Rep. Fine's post focused entirely on what deportation would save. It did not mention what deportation would cost -- or what it would remove from the economy and the tax base.
Rep. Fine made a sweeping claim and named four specific cost categories. Plain Citizen checked each one against the documented research.
Housing: Immigration adds demand, but the documented primary driver of unaffordable housing is a 4.7 million unit shortage caused by decades of underbuilding -- not immigration. The claim is contested.
Healthcare: The documented evidence goes directly against this claim. Undocumented immigrants use less healthcare than U.S. citizens and pay more into the system than they take out. Removing them would also reduce the healthcare workforce. The claim is contradicted by the research.

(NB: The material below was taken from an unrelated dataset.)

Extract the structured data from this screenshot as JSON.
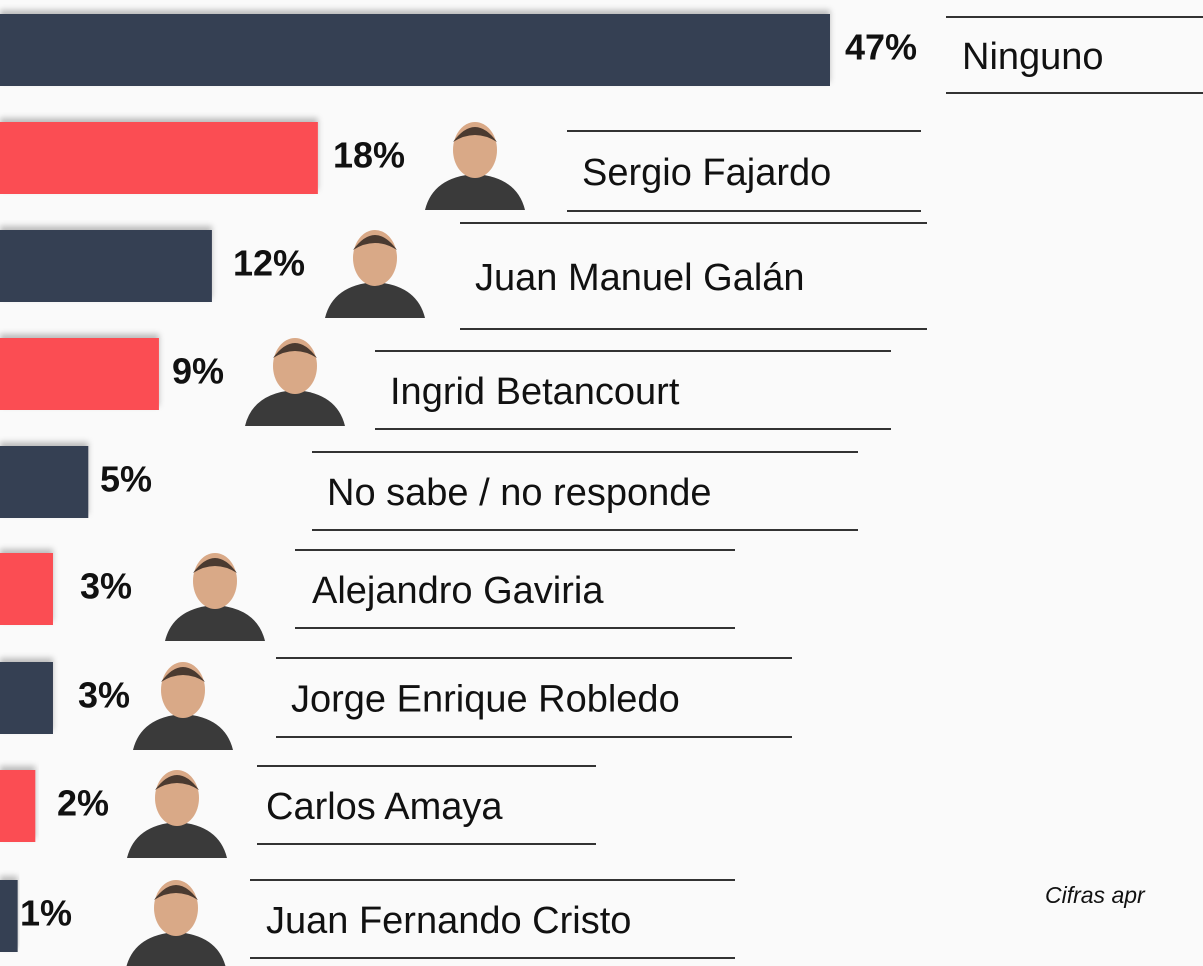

Education: Undocumented children do attend public schools at taxpayer expense -- that part is documented and accurate. But the claim ignores the $33.9 billion in state and local taxes their families pay annually to fund those same schools, and the 4.1 million U.S. citizen children who would remain in those schools regardless. The claim is more complex than presented.
Vehicle Insurance: Multiple peer-reviewed studies found the opposite of what Rep. Fine claimed. Restricting undocumented immigrants from getting licensed and insured raises insurance premiums for all drivers. The claim is reversed by the documented evidence.
Rep. Fine did not mention the documented cost of the deportation itself -- estimated at $900 billion over ten years by the nonpartisan Penn Wharton Budget Model -- or the $187.4 billion in lost federal tax revenue that would result.
The claim that mass deportation is the number one way to make America affordable is not supported by the documented research on the four specific costs Rep. Fine cited. The conclusions are yours to make.